Is that what we have got? Yes it is. The bit that reads

count < 10

is a relational expression, which is an example of a valid expression, and the expression is followed by a compound statement, which is a form of valid statement. As a result, it fits the rules for a properly constructed while statement.

What it does must be obvious to anyone who has written programs before. For as long as the relationship count < 10 holds true, the body of the loop is executed and the comparison repeated. If the program is ever to end, then the body of the loop must do something that will eventually cause the comparison to be false: of course it does.

There are just two statements in the body of the loop. The first one is a function call, where the function show_message is invoked. A function call is indicated by the name of the function followed by the parentheses () which contain its argument list—if it takes no arguments, then you provide none. If there were any arguments, they would be put between the parentheses like this:

/* call a function with several arguments */
function_name(first_arg, second_arg, third_arg);

and so on. The call of printf is another example. More is explained in Chapter 4.
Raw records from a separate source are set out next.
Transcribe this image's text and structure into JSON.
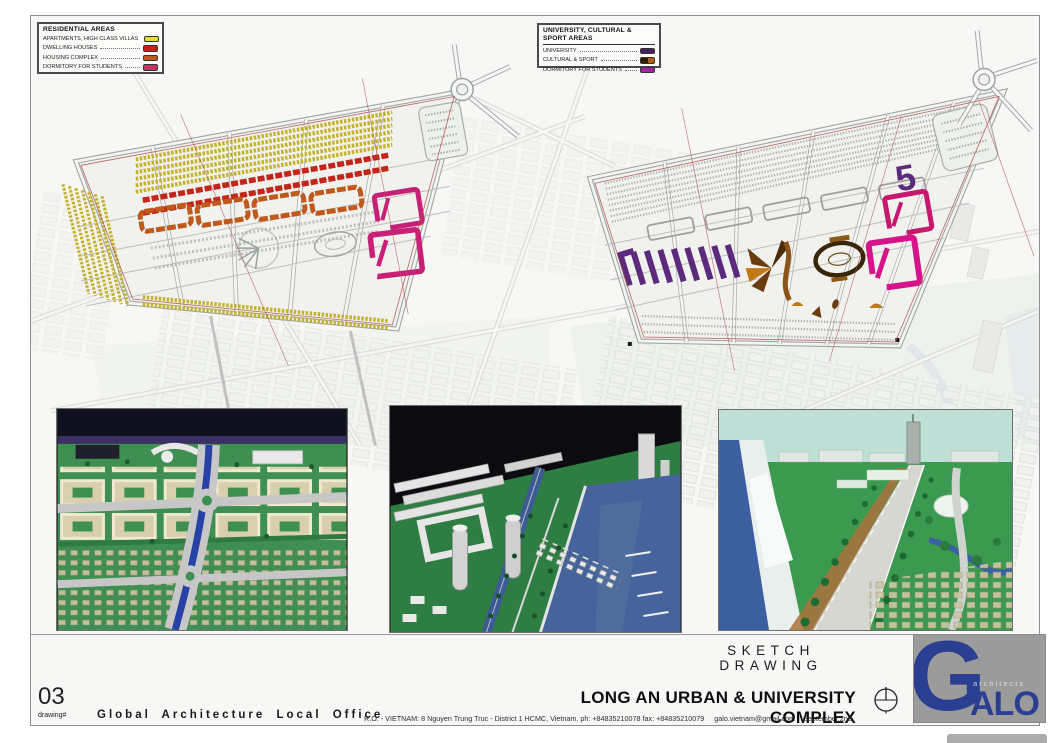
{
  "sheet": {
    "background": "#f7f7f5",
    "border_color": "#8f8f8f"
  },
  "legends": [
    {
      "title": "RESIDENTIAL AREAS",
      "items": [
        {
          "label": "APARTMENTS, HIGH CLASS VILLAS",
          "color": "#e2da3c"
        },
        {
          "label": "DWELLING HOUSES",
          "color": "#c1241c"
        },
        {
          "label": "HOUSING COMPLEX",
          "color": "#bf5a1e"
        },
        {
          "label": "DORMITORY FOR STUDENTS",
          "color": "#ce2e66"
        }
      ]
    },
    {
      "title": "UNIVERSITY, CULTURAL & SPORT AREAS",
      "items": [
        {
          "label": "UNIVERSITY",
          "color": "#45215c"
        },
        {
          "label": "CULTURAL & SPORT",
          "color": "#2f1d08",
          "color2": "#b05f14"
        },
        {
          "label": "DORMITORY FOR STUDENTS",
          "color": "#a81fa8"
        }
      ]
    }
  ],
  "title_block": {
    "sketch_label": "SKETCH DRAWING",
    "project_title": "LONG AN URBAN & UNIVERSITY COMPLEX",
    "drawing_number": "03",
    "drawing_number_label": "drawing#",
    "firm_name": "Global Architecture Local Office",
    "address": "R.O. - VIETNAM: 8 Nguyen Trung Truc - District 1   HCMC, Vietnam. ph: +84835210078   fax: +84835210079",
    "email": "galo.vietnam@gmail.com",
    "date": "September,2nd"
  },
  "logo": {
    "initial": "G",
    "rest": "ALO",
    "tagline": "architects",
    "blue": "#2a3f92",
    "background": "#9b9b9b"
  },
  "plan_colors": {
    "apartments_yellow": "#c3b32a",
    "dwelling_red": "#c3251a",
    "housing_orange": "#c0591c",
    "dormitory_pink": "#c92077",
    "university_purple": "#5b2a7d",
    "cultural_brown": "#6b3c0d",
    "dormitory_magenta": "#d6138a",
    "boundary_red": "#b24a4a",
    "road_gray": "#a8a8a8"
  }
}
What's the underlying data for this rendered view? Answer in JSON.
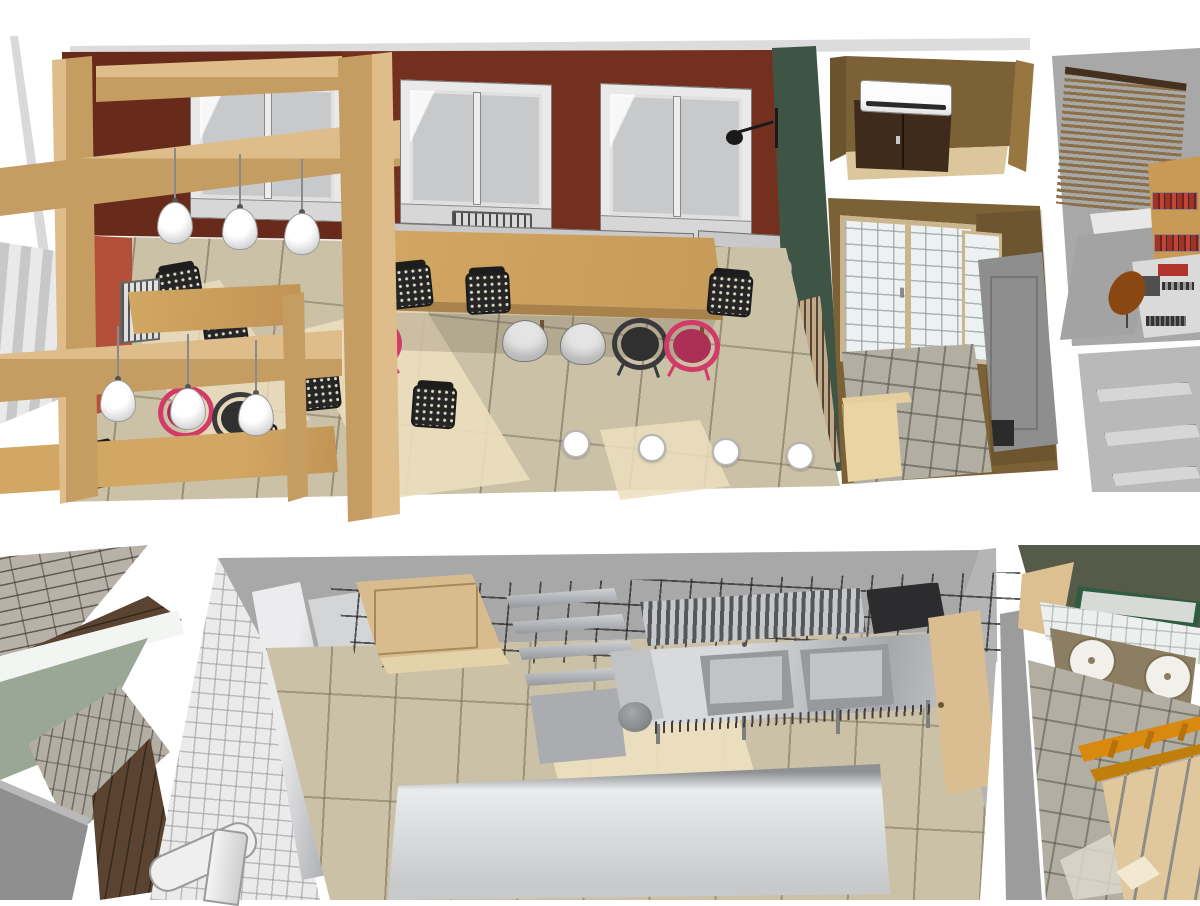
{
  "meta": {
    "title": "cafe-interior-3d-cutaway-renders",
    "views": [
      {
        "id": "upper",
        "name": "dining-area-axonometric-cutaway"
      },
      {
        "id": "lower",
        "name": "kitchen-axonometric-cutaway"
      }
    ]
  },
  "palette": {
    "wall_red": "#74301f",
    "wall_orange": "#b4503a",
    "wall_green": "#3e5546",
    "wall_brown": "#7d6136",
    "door_dark": "#3f2b1c",
    "wood_light": "#dfbd8a",
    "wood_mid": "#c59c62",
    "wood_table": "#d2a763",
    "floor_tile": "#cbc1a6",
    "floor_light": "#ecdfc0",
    "tile_gray": "#b3aea2",
    "gray_wall": "#a8a8a8",
    "glass": "#c7c9cb",
    "sage": "#9aa795",
    "olive": "#565a48",
    "wood_floor": "#5a4330",
    "pink": "#d23a68",
    "orange": "#d8890f",
    "book_red": "#a03226",
    "steel_light": "#e8e8ea",
    "steel_dark": "#8e9093",
    "green_frame": "#2f5c40"
  },
  "upper_view": {
    "rooms": [
      "dining-room",
      "entry-hall",
      "bathroom",
      "office",
      "storage-room"
    ],
    "dining": {
      "windows": 3,
      "radiators": 2,
      "wall_benches": 2,
      "pendant_lamps": 6,
      "sphere_wall_lamps": 3,
      "black_wall_lamps": 2,
      "floor_spotlights": 4,
      "long_table": 1,
      "wood_tables": 2,
      "chairs_black_mesh": 9,
      "chairs_white_shell": 2,
      "chairs_round_dark": 2,
      "chairs_round_pink": 4,
      "timber_posts": 3,
      "timber_beams": 3
    },
    "entry_hall": {
      "ac_unit": 1,
      "dark_double_door": 1
    },
    "bathroom": {
      "glazed_door": 1,
      "gray_door": 1,
      "tiled_floor": true
    },
    "office": {
      "slat_blind": 1,
      "book_shelves": 2,
      "machines_desk": 1,
      "chair_brown": 1,
      "rug": 1
    },
    "storage_room": {
      "shelves": 3
    }
  },
  "lower_view": {
    "rooms": [
      "bar-front",
      "kitchen",
      "washroom"
    ],
    "bar_front": {
      "brick_walls": 2,
      "dark_wood_floors": 2,
      "sage_walls": 1,
      "gray_counter": 1
    },
    "kitchen": {
      "steel_cabinets": 3,
      "white_pipe": 1,
      "wire_canopy": 1,
      "wood_doors": 2,
      "tier_shelves": 4,
      "slat_rack": 1,
      "vent_grill": 1,
      "sink_basins": 2,
      "prep_table": 1,
      "round_bin": 1,
      "foreground_counters": 2,
      "light_patches": 2
    },
    "washroom": {
      "vanity_basins": 2,
      "green_framed_glass": 1,
      "ladder_beams": 2,
      "plank_floor": true
    }
  }
}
The last statement in the loop is another assignment statement. It adds one to the variable count, so that the requirement for program to stop will eventually be met.

1.3.10. The return statement

The last statement that is left to discuss is the return statement. As it is written, it looks like another function call, but in fact the rule is that the statement is written

return expression;

where the expression is optional. The example uses a common stylistic convention and puts the expression into parentheses, which has no effect whatsoever.

The return causes a value to be returned from the current function to its caller. If the expression is missing, then an unknown value is passed back to the caller—this is almost certainly a mistake unless the function returns void. Main wasn't declared with any type at all, unlike show_message, so what type of value does it return? The answer is int. There are a number of places where the language allows you to declare things by default: the default type of functions is int, so it is common to see them used in this way. An equivalent declaration for main would have been

int main(){

and exactly the same results would have occurred.

You can't use the same feature to get a default type for variables because their types must be provided explicitly.

What does the value returned from main mean, and where does it go? In Old C, the value was passed back to the operating system or whatever else was used to start the program running. In a UNIX-like environment, the value of 0 meant ‘success’ in some way, any other value (often -1) meant ‘failure’. The Standard has enshrined this, stating that 0 stands for correct termination of the program. This does not mean that 0 is to be passed back to the host environment, but whatever is the appropriate ‘success’ value for that system. Because there is sometimes confusion around this, you may prefer to use the defined values EXIT_SUCCESS and EXIT_FAILURE instead, which are defined in the header file <stdlib.h>. Returning from the main function is the same as calling the library function exit with the return value as an argument. The difference is that exit may be called from anywhere in the program, and terminates it at that point, after doing some tidying up activities. If you intend to use exit, you must include the header file <stdlib.h>. From now on, we shall use exit rather than returning from main.

Summary

The main function returns an int value.

Returning from main is the same as calling the exit function, but exit can be called from anywhere in a program.

Returning 0 or EXIT_SUCCESS is the way of indicating success, anything else indicates failure.

1.3.11. Progress so far

This example program, although short, has allowed us to introduce several important language features, amongst them:

although of course none of this has been covered rigorously.